2. Allows adoption or child birth cost withdrawals
The bill allows individuals to withdraw up to $5,000 penalty-free from their retirement accounts to cover qualified costs associated with a new birth or adoption, as long as that distribution is made within a year. That means a couple could take up to $10,000 out penalty-free, granted they each have a separate retirement account.
Taxes still will need to be paid on pre-tax contributions, and you’ll still want to carefully consider whether a withdrawal is worth it if it means excluding funds from decades worth of compound growth on your investments. But the good news is: You won’t have to pay an early-withdrawal penalty fee.
Where the SECURE Act falls short
The nature of accounts such as 401(k)s and IRAs is that they’re self-directed; the account owner must be the one who chooses the investment strategy.

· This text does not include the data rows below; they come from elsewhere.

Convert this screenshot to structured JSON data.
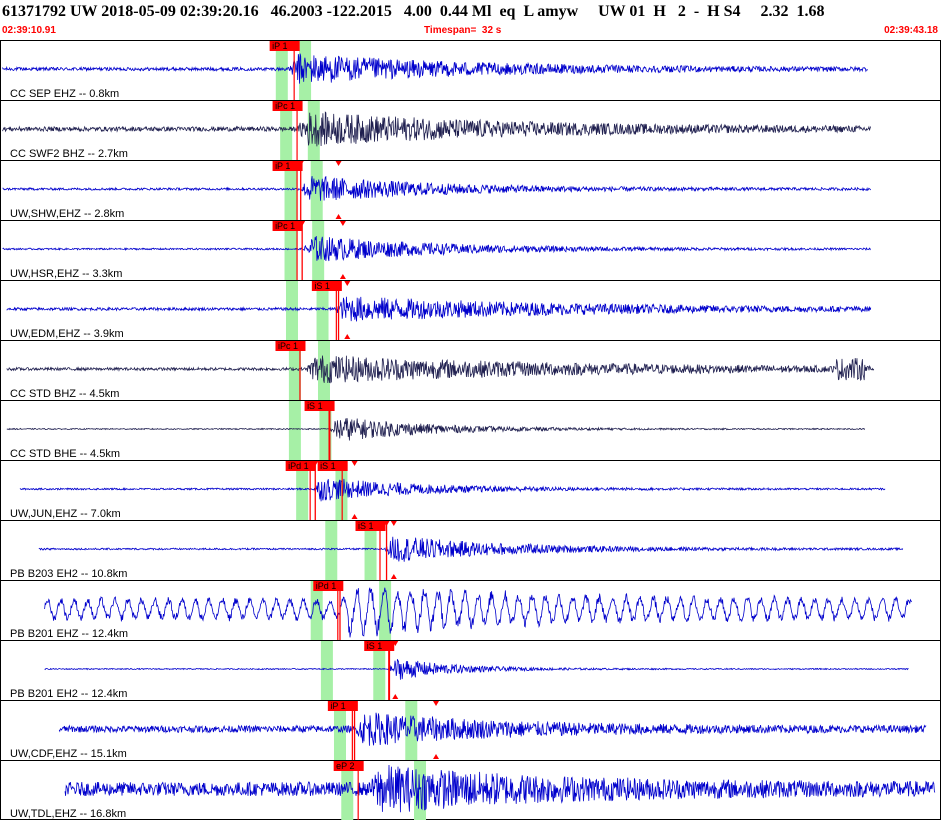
{
  "header": {
    "title": "61371792 UW 2018-05-09 02:39:20.16   46.2003 -122.2015   4.00  0.44 Ml  eq  L amyw     UW 01  H   2  -  H S4     2.32  1.68",
    "start_time": "02:39:10.91",
    "timespan": "Timespan=  32 s",
    "end_time": "02:39:43.18"
  },
  "chart_data": {
    "type": "line",
    "time_range": [
      0,
      32.27
    ],
    "colors": {
      "trace_blue": "#0000cc",
      "trace_navy": "#202050",
      "pick_red": "#ff0000",
      "window_green": "#a6f0a6",
      "divider": "#000000"
    },
    "traces": [
      {
        "label": "CC SEP EHZ -- 0.8km",
        "color": "navy_blue",
        "data_start": 0.05,
        "data_end": 29.8,
        "noise": 0.06,
        "onset": 9.9,
        "peak": 0.55,
        "decay": 6,
        "gutenberg": false,
        "greens": [
          9.65,
          10.45
        ],
        "picks": [
          {
            "label": "iP 1",
            "t": 9.25,
            "kind": "label"
          }
        ]
      },
      {
        "label": "CC SWF2 BHZ -- 2.7km",
        "color": "navy",
        "data_start": 0.05,
        "data_end": 29.9,
        "noise": 0.08,
        "onset": 10.2,
        "peak": 0.6,
        "decay": 7,
        "gutenberg": false,
        "greens": [
          9.8,
          10.75
        ],
        "picks": [
          {
            "label": "iPc 1",
            "t": 9.35,
            "kind": "label"
          }
        ]
      },
      {
        "label": "UW,SHW,EHZ -- 2.8km",
        "color": "navy_blue",
        "data_start": 0.05,
        "data_end": 29.9,
        "noise": 0.04,
        "onset": 10.3,
        "peak": 0.5,
        "decay": 4.5,
        "gutenberg": false,
        "greens": [
          9.95,
          10.85
        ],
        "picks": [
          {
            "label": "iP 1",
            "t": 9.35,
            "kind": "label"
          },
          {
            "label": "",
            "t": 10.3,
            "kind": "line"
          },
          {
            "label": "",
            "t": 11.6,
            "kind": "tri"
          }
        ]
      },
      {
        "label": "UW,HSR,EHZ -- 3.3km",
        "color": "navy_blue",
        "data_start": 0.05,
        "data_end": 29.9,
        "noise": 0.03,
        "onset": 10.4,
        "peak": 0.5,
        "decay": 4.5,
        "gutenberg": false,
        "greens": [
          9.95,
          10.9
        ],
        "picks": [
          {
            "label": "iPc 1",
            "t": 9.35,
            "kind": "label"
          },
          {
            "label": "",
            "t": 10.35,
            "kind": "line"
          },
          {
            "label": "",
            "t": 11.75,
            "kind": "tri"
          }
        ]
      },
      {
        "label": "UW,EDM,EHZ -- 3.9km",
        "color": "navy_blue",
        "data_start": 0.2,
        "data_end": 29.9,
        "noise": 0.05,
        "onset": 11.5,
        "peak": 0.45,
        "decay": 8,
        "gutenberg": false,
        "greens": [
          10.0,
          11.05
        ],
        "picks": [
          {
            "label": "iS 1",
            "t": 10.7,
            "kind": "label"
          },
          {
            "label": "",
            "t": 11.6,
            "kind": "line"
          },
          {
            "label": "",
            "t": 11.9,
            "kind": "tri"
          }
        ]
      },
      {
        "label": "CC STD BHZ -- 4.5km",
        "color": "navy",
        "data_start": 0.2,
        "data_end": 30.0,
        "noise": 0.05,
        "onset": 10.5,
        "peak": 0.5,
        "decay": 9,
        "gutenberg": false,
        "burst": 28.7,
        "greens": [
          10.1,
          11.1
        ],
        "picks": [
          {
            "label": "iPc 1",
            "t": 9.45,
            "kind": "label"
          }
        ]
      },
      {
        "label": "CC STD BHE -- 4.5km",
        "color": "navy",
        "data_start": 0.2,
        "data_end": 29.7,
        "noise": 0.02,
        "onset": 11.3,
        "peak": 0.5,
        "decay": 3,
        "gutenberg": false,
        "greens": [
          10.1,
          11.15
        ],
        "picks": [
          {
            "label": "iS 1",
            "t": 10.45,
            "kind": "label"
          },
          {
            "label": "",
            "t": 11.3,
            "kind": "line"
          }
        ]
      },
      {
        "label": "UW,JUN,EHZ -- 7.0km",
        "color": "navy_blue",
        "data_start": 0.65,
        "data_end": 30.4,
        "noise": 0.03,
        "onset": 10.7,
        "peak": 0.45,
        "decay": 3.5,
        "gutenberg": false,
        "greens": [
          10.35,
          11.7
        ],
        "picks": [
          {
            "label": "iPd 1",
            "t": 9.8,
            "kind": "label"
          },
          {
            "label": "iS 1",
            "t": 10.9,
            "kind": "label"
          },
          {
            "label": "",
            "t": 10.8,
            "kind": "line"
          },
          {
            "label": "",
            "t": 12.15,
            "kind": "tri"
          }
        ]
      },
      {
        "label": "PB B203 EH2 -- 10.8km",
        "color": "navy_blue",
        "data_start": 1.3,
        "data_end": 31.0,
        "noise": 0.03,
        "onset": 13.2,
        "peak": 0.5,
        "decay": 4,
        "gutenberg": false,
        "greens": [
          11.35,
          12.7
        ],
        "picks": [
          {
            "label": "iS 1",
            "t": 12.2,
            "kind": "label"
          },
          {
            "label": "",
            "t": 13.25,
            "kind": "line"
          },
          {
            "label": "",
            "t": 13.5,
            "kind": "tri"
          }
        ]
      },
      {
        "label": "PB B201 EHZ -- 12.4km",
        "color": "navy_blue",
        "data_start": 1.5,
        "data_end": 31.3,
        "noise": 0.32,
        "onset": 11.7,
        "peak": 0.5,
        "decay": 5,
        "gutenberg": true,
        "greens": [
          10.85,
          13.2
        ],
        "picks": [
          {
            "label": "iPd 1",
            "t": 10.75,
            "kind": "label"
          },
          {
            "label": "",
            "t": 11.65,
            "kind": "line"
          }
        ]
      },
      {
        "label": "PB B201 EH2 -- 12.4km",
        "color": "navy_blue",
        "data_start": 1.5,
        "data_end": 31.2,
        "noise": 0.02,
        "onset": 13.3,
        "peak": 0.45,
        "decay": 2,
        "gutenberg": false,
        "greens": [
          11.2,
          13.0
        ],
        "picks": [
          {
            "label": "iS 1",
            "t": 12.5,
            "kind": "label"
          },
          {
            "label": "",
            "t": 13.35,
            "kind": "line"
          },
          {
            "label": "",
            "t": 13.55,
            "kind": "tri"
          }
        ]
      },
      {
        "label": "UW,CDF,EHZ -- 15.1km",
        "color": "navy_blue",
        "data_start": 2.0,
        "data_end": 31.8,
        "noise": 0.12,
        "onset": 12.2,
        "peak": 0.55,
        "decay": 5,
        "gutenberg": false,
        "greens": [
          11.65,
          14.1
        ],
        "picks": [
          {
            "label": "iP 1",
            "t": 11.25,
            "kind": "label"
          },
          {
            "label": "",
            "t": 12.15,
            "kind": "line"
          },
          {
            "label": "",
            "t": 14.95,
            "kind": "tri"
          }
        ]
      },
      {
        "label": "UW,TDL,EHZ -- 16.8km",
        "color": "navy_blue",
        "data_start": 2.2,
        "data_end": 32.1,
        "noise": 0.25,
        "onset": 12.7,
        "peak": 0.7,
        "decay": 6,
        "gutenberg": false,
        "greens": [
          11.9,
          14.4
        ],
        "picks": [
          {
            "label": "eP 2",
            "t": 11.45,
            "kind": "label"
          }
        ]
      }
    ]
  }
}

But statistics don’t paint an overall rosy picture for that readiness: A June 2018 Bankrate survey found that 61 percent of Americans don’t know how much they will need to have saved to fund their retirement.
Meanwhile, six in 10 non-retirees who hold these self-directed retirement savings accounts have little to no comfort in managing their investments, according to the Fed’s household well-being survey.
“People need more choices, but it always then raises an extra challenge,” says Jeff Yastine, senior equities analyst at Banyan Hill who helps people invest for retirement. “People already feel overwhelmed by their choices when it comes to 401(k)s. (The bill) makes it more complicated for all of us to know and make the right choice.”
The bill also doesn’t address other issues surrounding retirement, such as rising health care costs and Social Security insolvency, though it could protect people from those problems indirectly, Kelly says.
“There are certainly bigger issues in retirement that need to be tackled outside” of the bill, she says. “To the extent the bill encourages more people to save, so that they have more money to cover future health care costs, more is better.”
It’s a good time to review your current plan and find a strategy to increase your contributions, Horgan says.
“If you’re under the age of 70.5 and working part time and haven’t participated in a plan, that’s encouraged for people in their 50s and 60s,” Horgan says. “It’s an opportunity to review your plan to create an income in the transition period.”
If you’re one of these people to which benefits are now being extended, be sure to reach out to your plan provider about how you can enroll.
And because the legislation creates so many new options for retirement savings, it increases the importance of educating yourself on all of the options at your disposal, so you can choose the plan that’s right for you, Yastine says.
“That’s the curse of having a choice,” Yastine says. “If you don’t have a choice, it’s taken completely out of your hands. If you have three [to] five different choices, now the potential for confusion and misunderstandings grows exponentially. On the other hand, if you make better choices and you can get educated, you will have a better retirement than you might have had otherwise.”